01/03/2017FSN/FSCA: Avviso di sicurezza relativo ai dispositivi DISTRATTORE CERVICALE, DESTRO, CON ANGOLO REGOLABILE, STRUMENTO D’ ESTRAZIONE PER T-PAL, DIVARICATORE CON ASTA DENTATA, PER MATRIX, INSERITORE DELL’ IMPIANTO PRODISC-C – Ditta SYNTHESSynthes GmbH sta avviando un Richiamo di Dispositivi Medici relativo ai codici e numeri di lotto menzionati nel link sopra riportato di diversi strumenti. La Ditta è stata informata da uno dei suoi fornitori che all’interno di un lotto di materiale utilizzato per la produzione dei codici coinvolti, una o più barre sono state mescolate con un materiale non corretto. L’errato materiale comporta una minore durezza e resistenza alla corrosione rispetto a quella specificata. Gli strumenti che sono stati prodotti con un materiale errato, come sopra indicato, hanno la potenzialità di piegarsi o rompersi durante l’utilizzo a causa di valori di durezza inferiori rispetto a quelli specificati. A causa del materiale utilizzato, lo strumento potrebbe essere più incline a piegarsi sotto tensione. La Ditta sta provvedendo al ritiro dei suddetti lotti.

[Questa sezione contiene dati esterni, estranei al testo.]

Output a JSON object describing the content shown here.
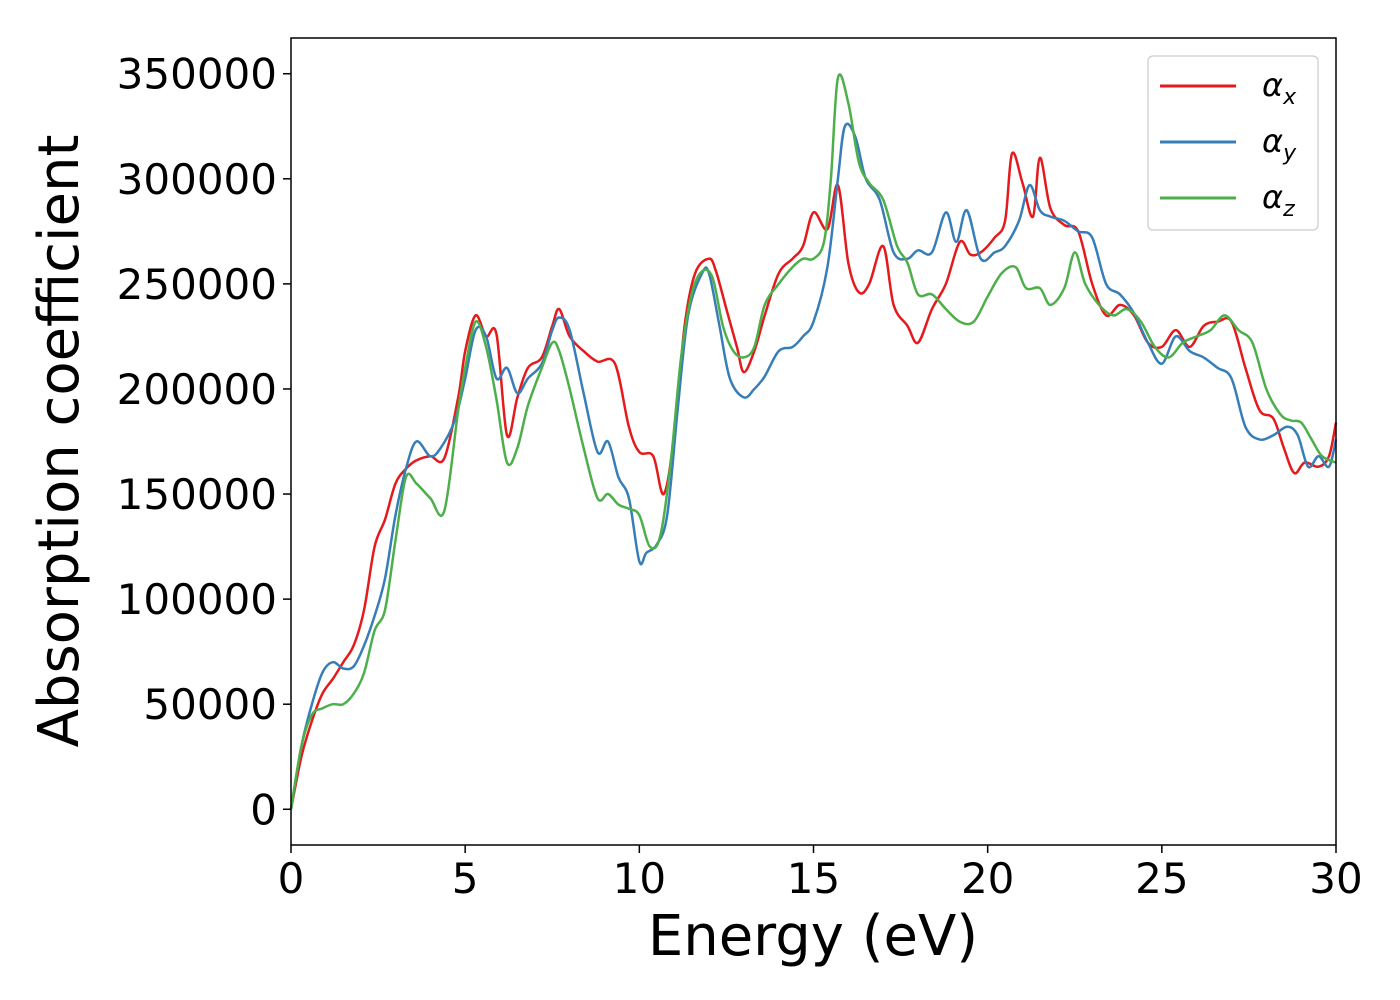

01/03/2017FSN/FSCA: Avviso di sicurezza relativo al dispositivo VITE CORTICALE Ø 3.5 MM, AUTOFILETT., L 60 MM, ACCIAIO INOX, STERILE – Ditta SYNTHES Synthes GmbH sta avviando un richiamo di dispositivo medico riguardante i lotti riportati nel link sopracitato delle Viti Corticali Ø 3.5 mm, autofilettanti, L XXX mm, Acciaio Inox, sterili. La lunghezza della Vite è indicata erroneamente nei sei linguaggi sul retro della scatola. Nel breve testo in Inglese che è visibile sul fronte della scatola, sui lati, sul blister interno sterile e sulle etichette del paziente, la lunghezza della vite è correttamente descritta. Il re-intervento, dolore del paziente o irritazione del tessuto molle, dovuti all’impianto di una vite più lunga del previsto in quanto lo scambio non è stato riscontrato durante la procedura iniziale, sono scenari non probabili ma devono essere considerati come peggiori scenari.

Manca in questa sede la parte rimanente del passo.